Une marque est un titre de propriété industrielle qui permet de distinguer un produit ou un service de ceux proposés par les entreprises concurrentes. Tout le monde peut en principe déposer une marque : personnes physiques (seules ou à plusieurs dans le cadre d’une copropriété) ou personne morale (entreprise, quelle que soit sa taille). Le dépôt d’une marque confère une protection de 15 ans renouvelables.

Le dépôt d’une marque auprès de l’INPI est soumis à une procédure bien particulière. Il convient tout d’abord d’effectuer une recherche d’antériorité afin de s’assurer que le signe qu’on cherche à protéger n’existe pas déjà. Il convient ensuite de déposer la marque pour des secteurs d’activités déterminés (on parle de classes de produits et services). Si cette marque existe déjà pour les classes en question, il ne sera pas possible d’obtenir de protection.

Après examen de la validité de la demande, l’INPI publie le dépôt au Bulletin officiel de la propriété industrielle (BOPI) et la marque est enregistrée.
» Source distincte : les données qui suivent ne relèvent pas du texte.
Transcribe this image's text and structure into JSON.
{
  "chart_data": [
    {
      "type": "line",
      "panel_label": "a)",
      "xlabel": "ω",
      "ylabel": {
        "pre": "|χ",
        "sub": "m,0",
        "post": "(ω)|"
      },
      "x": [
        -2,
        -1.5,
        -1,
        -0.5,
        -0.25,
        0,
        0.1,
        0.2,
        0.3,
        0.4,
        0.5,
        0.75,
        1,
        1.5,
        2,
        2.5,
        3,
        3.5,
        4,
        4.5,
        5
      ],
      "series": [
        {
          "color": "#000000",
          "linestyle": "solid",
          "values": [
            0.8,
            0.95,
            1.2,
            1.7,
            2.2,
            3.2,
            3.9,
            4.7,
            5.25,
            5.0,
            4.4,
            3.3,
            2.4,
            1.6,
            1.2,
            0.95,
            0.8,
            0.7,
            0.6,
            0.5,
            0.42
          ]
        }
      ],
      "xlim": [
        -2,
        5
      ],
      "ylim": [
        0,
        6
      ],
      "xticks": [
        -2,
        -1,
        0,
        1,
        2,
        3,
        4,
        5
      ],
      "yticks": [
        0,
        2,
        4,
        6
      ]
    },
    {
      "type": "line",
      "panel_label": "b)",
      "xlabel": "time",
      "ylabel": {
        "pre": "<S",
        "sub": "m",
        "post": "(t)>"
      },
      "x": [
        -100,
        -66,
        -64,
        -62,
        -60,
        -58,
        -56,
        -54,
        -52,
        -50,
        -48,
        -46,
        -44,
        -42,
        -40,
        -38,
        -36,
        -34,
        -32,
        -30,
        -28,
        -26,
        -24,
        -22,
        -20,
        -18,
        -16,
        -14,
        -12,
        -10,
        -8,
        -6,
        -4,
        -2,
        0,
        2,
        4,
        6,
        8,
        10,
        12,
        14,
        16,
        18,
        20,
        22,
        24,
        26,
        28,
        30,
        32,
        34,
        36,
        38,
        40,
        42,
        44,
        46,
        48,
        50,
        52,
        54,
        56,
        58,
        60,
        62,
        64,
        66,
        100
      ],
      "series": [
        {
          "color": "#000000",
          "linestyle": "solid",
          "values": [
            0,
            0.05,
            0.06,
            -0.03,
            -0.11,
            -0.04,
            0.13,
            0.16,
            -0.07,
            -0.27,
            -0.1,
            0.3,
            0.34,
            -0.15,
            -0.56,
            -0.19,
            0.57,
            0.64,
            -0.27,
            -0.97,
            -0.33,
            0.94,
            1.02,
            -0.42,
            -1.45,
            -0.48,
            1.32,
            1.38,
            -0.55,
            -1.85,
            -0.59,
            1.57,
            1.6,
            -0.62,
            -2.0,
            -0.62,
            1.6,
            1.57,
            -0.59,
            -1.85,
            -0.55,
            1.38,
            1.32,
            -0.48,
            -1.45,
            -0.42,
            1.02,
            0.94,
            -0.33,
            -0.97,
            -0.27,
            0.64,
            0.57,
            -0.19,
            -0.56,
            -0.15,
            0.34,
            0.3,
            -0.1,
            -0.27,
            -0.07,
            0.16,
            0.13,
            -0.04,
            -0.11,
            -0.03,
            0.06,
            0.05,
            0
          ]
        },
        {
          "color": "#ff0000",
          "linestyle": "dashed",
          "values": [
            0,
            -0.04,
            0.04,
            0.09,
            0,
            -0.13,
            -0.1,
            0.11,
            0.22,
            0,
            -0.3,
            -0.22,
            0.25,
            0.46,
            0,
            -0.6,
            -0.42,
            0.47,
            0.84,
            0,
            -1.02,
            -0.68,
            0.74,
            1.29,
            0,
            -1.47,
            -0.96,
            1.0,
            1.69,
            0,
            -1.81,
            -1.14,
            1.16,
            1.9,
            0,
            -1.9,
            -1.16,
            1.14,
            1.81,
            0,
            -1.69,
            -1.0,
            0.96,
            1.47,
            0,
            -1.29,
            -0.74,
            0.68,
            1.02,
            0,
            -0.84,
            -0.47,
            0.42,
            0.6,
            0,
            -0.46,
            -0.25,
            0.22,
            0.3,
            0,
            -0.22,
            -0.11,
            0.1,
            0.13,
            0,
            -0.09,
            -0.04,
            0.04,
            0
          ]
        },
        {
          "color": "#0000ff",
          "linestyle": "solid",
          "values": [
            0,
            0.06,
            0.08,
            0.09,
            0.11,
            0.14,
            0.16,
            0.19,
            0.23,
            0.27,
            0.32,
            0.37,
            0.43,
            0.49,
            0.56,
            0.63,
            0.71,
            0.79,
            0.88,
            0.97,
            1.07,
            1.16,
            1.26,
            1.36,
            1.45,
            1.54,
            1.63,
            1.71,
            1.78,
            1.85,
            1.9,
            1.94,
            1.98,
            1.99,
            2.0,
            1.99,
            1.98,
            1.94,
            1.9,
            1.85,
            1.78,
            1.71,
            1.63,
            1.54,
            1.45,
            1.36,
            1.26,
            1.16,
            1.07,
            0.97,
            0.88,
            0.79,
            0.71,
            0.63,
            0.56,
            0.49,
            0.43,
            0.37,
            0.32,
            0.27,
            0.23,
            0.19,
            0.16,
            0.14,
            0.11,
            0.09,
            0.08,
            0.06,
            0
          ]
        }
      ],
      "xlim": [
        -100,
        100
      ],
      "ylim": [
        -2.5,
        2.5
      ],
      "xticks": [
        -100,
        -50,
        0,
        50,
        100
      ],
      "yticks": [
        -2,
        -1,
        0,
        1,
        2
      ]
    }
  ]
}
La protection des dessins et modèles

L’apparence d’un produit revêt en général une importance stratégique. C’est cette originalité qui permet au produit de se distinguer de la concurrence et qui séduit le consommateur. Il est donc crucial de protéger l’aspect esthétique des produits. Cette apparence se matérialise par des éléments graphiques en deux dimensions (les dessins) mais également en trois dimensions (les modèles).

L’apparence est caractérisée par des éléments visuels : contours, couleurs, forme etc… Pour être valide, les dessins et modèles doivent impérativement répondre à plusieurs critères :

  • Le caractère propre : l’apparence protégée ne doit pas susciter une impression de déjà-vu par rapport à un dessin ou modèle précédemment divulgué
  • La nouveauté

Le dépôt des dessins et modèles s’effectue en ligne sur le site de l’INPI et peut comprendre au maximum 100 modèles ou reproductions de modèles. Il confère une protection de 5 ans, renouvelable jusqu’à 25 ans maximum.

La protection du savoir-faire local

L’INPI protège le savoir-faire local en délivrant des indications géographiques protégées. Il s’agit d’un signe qui peut être utilisé sur des produits qui ont une origine géographique précise et qui possèdent des caractéristiques, des qualités ou une notoriété particulière liée à cette origine.

Pour les consommateurs, l’indication géographique est un gage de qualité et d’authenticité. Elle est composée d’un nom de produit associé à une zone géographique. On voit par exemple la dentelle de Calais, le jambon de Bayonne ou le riz de Camargue.

Attention : il ne faut pas confondre indication géographique et marque. La marque différencie les produits et services de ceux proposés par les concurrents en utilisant un nom de fantaisie, qui ne doit pas être simplement descriptif. Au contraire, le libellé d’un produit protégé par une indication géographique visera directement ce produit.

Archives de l'INPI

Garant de la gestion de ces archives publiques, l’INPI est ainsi devenu l’une des mémoires de l’innovation technique en France. Il veille sur un riche patrimoine, constitué par l’intégralité des brevets depuis 1791, des marques depuis 1857 et des dessins et modèles depuis 1910. Près de 8 millions de documents forment un ensemble de 145 kilomètres linéaires conservé précieusement dans des infrastructures spécifiques situées dans l’Oise.